Macao memang memberi pesona tersendiri. Pengalaman tak terlupakan datang dari seorang teman yang pernah berpelesir ke Macao. Ya seorang teman bernama Reza yang sudah 6 (enam) tahun tidak saling berjumpa semenjak kami lulus kuliah.  Dua tahun belakang kami berteman dalam sebuah grup di Facebook. Yang saya tahu Ayah Reza adalah seorang pengusaha property beretnis Tionghoa yang sudah lama menetap di Banda Aceh  di kawasan Peunayong, salah satu kawasan bisnis dan dagang paling sibuk di Kota Banda Aceh yang banyak dihuni oleh etnis Cina. Awalnya ayah Reza adalah seorang non muslim, namun setelah menikah dengan Perempuan Aceh, menjadi muslim.

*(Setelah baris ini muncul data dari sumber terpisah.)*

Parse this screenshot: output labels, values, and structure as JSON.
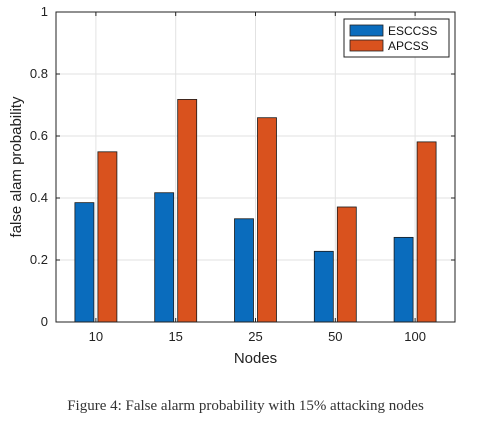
{
  "chart_data": {
    "type": "bar",
    "categories": [
      "10",
      "15",
      "25",
      "50",
      "100"
    ],
    "series": [
      {
        "name": "ESCCSS",
        "color": "#0a6cbd",
        "values": [
          0.385,
          0.417,
          0.333,
          0.228,
          0.273
        ]
      },
      {
        "name": "APCSS",
        "color": "#d9521e",
        "values": [
          0.549,
          0.718,
          0.659,
          0.371,
          0.581
        ]
      }
    ],
    "xlabel": "Nodes",
    "ylabel": "false alam probability",
    "ylim": [
      0,
      1
    ],
    "yticks": [
      "0",
      "0.2",
      "0.4",
      "0.6",
      "0.8",
      "1"
    ],
    "grid": true,
    "legend": "top-right"
  },
  "caption": "Figure 4: False alarm probability with 15% attacking nodes"
}
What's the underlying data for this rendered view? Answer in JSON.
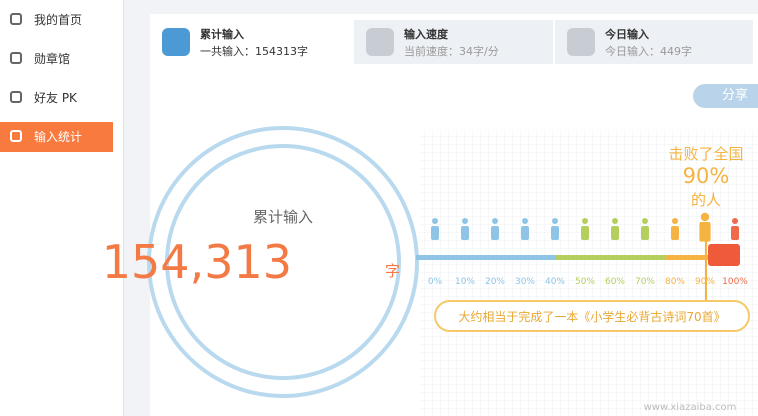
{
  "sidebar": {
    "items": [
      "我的首页",
      "勋章馆",
      "好友 PK",
      "输入统计"
    ]
  },
  "tabs": [
    {
      "title": "累计输入",
      "subtitle": "一共输入：154313字"
    },
    {
      "title": "输入速度",
      "subtitle": "当前速度：34字/分"
    },
    {
      "title": "今日输入",
      "subtitle": "今日输入：449字"
    }
  ],
  "share": "分享",
  "total": {
    "label": "累计输入",
    "number": "154,313",
    "unit": "字"
  },
  "beat": {
    "line1": "击败了全国",
    "percent": "90%",
    "line2": "的人"
  },
  "scale": [
    "0%",
    "10%",
    "20%",
    "30%",
    "40%",
    "50%",
    "60%",
    "70%",
    "80%",
    "90%",
    "100%"
  ],
  "banner": "大约相当于完成了一本《小学生必背古诗词70首》",
  "watermark": "www.xiazaiba.com"
}
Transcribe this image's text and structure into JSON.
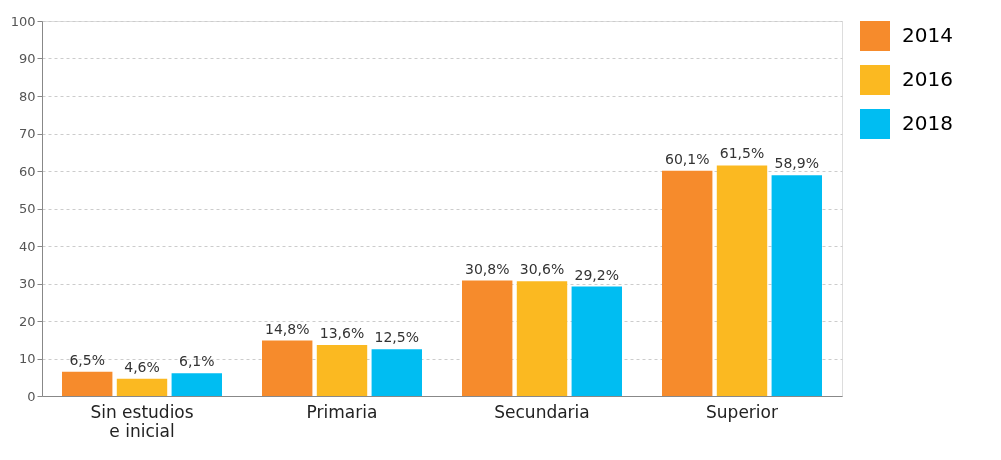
{
  "chart_data": {
    "type": "bar",
    "categories": [
      "Sin estudios e inicial",
      "Primaria",
      "Secundaria",
      "Superior"
    ],
    "series": [
      {
        "name": "2014",
        "color": "#f68b2c",
        "values": [
          6.5,
          14.8,
          30.8,
          60.1
        ],
        "value_labels": [
          "6,5%",
          "14,8%",
          "30,8%",
          "60,1%"
        ]
      },
      {
        "name": "2016",
        "color": "#fbb921",
        "values": [
          4.6,
          13.6,
          30.6,
          61.5
        ],
        "value_labels": [
          "4,6%",
          "13,6%",
          "30,6%",
          "61,5%"
        ]
      },
      {
        "name": "2018",
        "color": "#00bdf2",
        "values": [
          6.1,
          12.5,
          29.2,
          58.9
        ],
        "value_labels": [
          "6,1%",
          "12,5%",
          "29,2%",
          "58,9%"
        ]
      }
    ],
    "ylim": [
      0,
      100
    ],
    "yticks": [
      0,
      10,
      20,
      30,
      40,
      50,
      60,
      70,
      80,
      90,
      100
    ],
    "grid": "y",
    "legend": "right"
  }
}
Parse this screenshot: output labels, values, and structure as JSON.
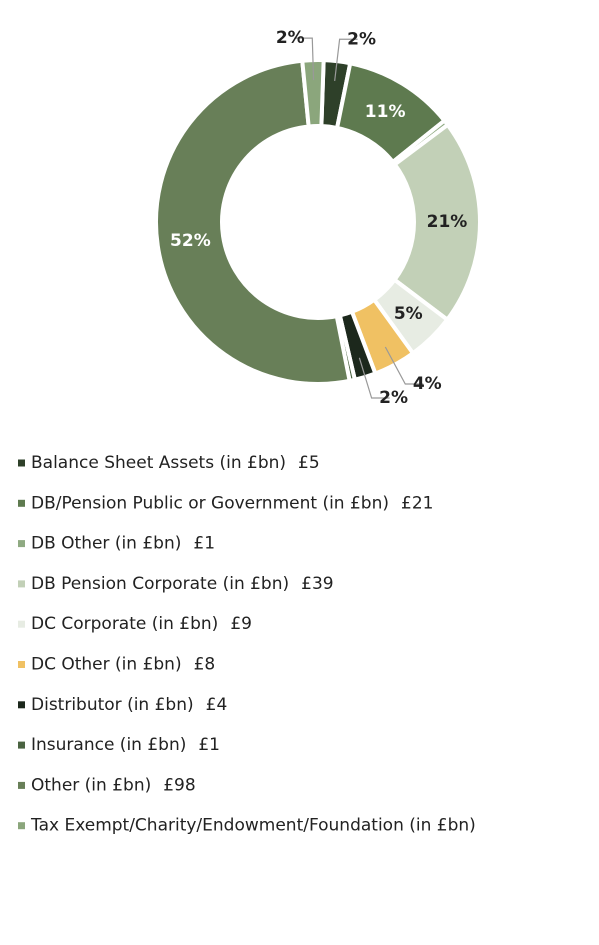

Semenjak berteman lewat Facebook, saya jadi tahu kalau teman saya ini pernah ke Shanghai, membantu mengurus bisnis papanya nya seperti manufaktur, minimarket, dan reparasi elektronik.
Hatiku bertanya " Ia pernah berkunjung ke Macao nggak ya? Kan tidak terlalu jauh dari Shanghai."
Saya pun mencoba inbox dengan Reza, cukup lama tak dibalas. Namun akhirnya kami saling bertegur sapa. Dia memberitahukan kalau dia baru saja pulang dari Shanghai setelah menikmati festival salju di sana. Saat saya bertanya,
"Pernah berkunjung ke Macao?"
"O,,o pernah, memang nya kenapa? Sudah dua kali malah, cuma kali ini, nggak sempat lagi singgah, karena mau siapkan acara syukuran, padahal pingin banget untuk berkunjung lagi ke Macao, karena saya ada janji seorang gadis." Balas Reza.
"Wow that fantastic, aku pingin banget tahu tentang Macao, kapan nie bisa bertemu, please!" Pintaku.
 "Oo pas sekali, tanggal 17 desember ini acara syukuran-nya jangan lupa datang.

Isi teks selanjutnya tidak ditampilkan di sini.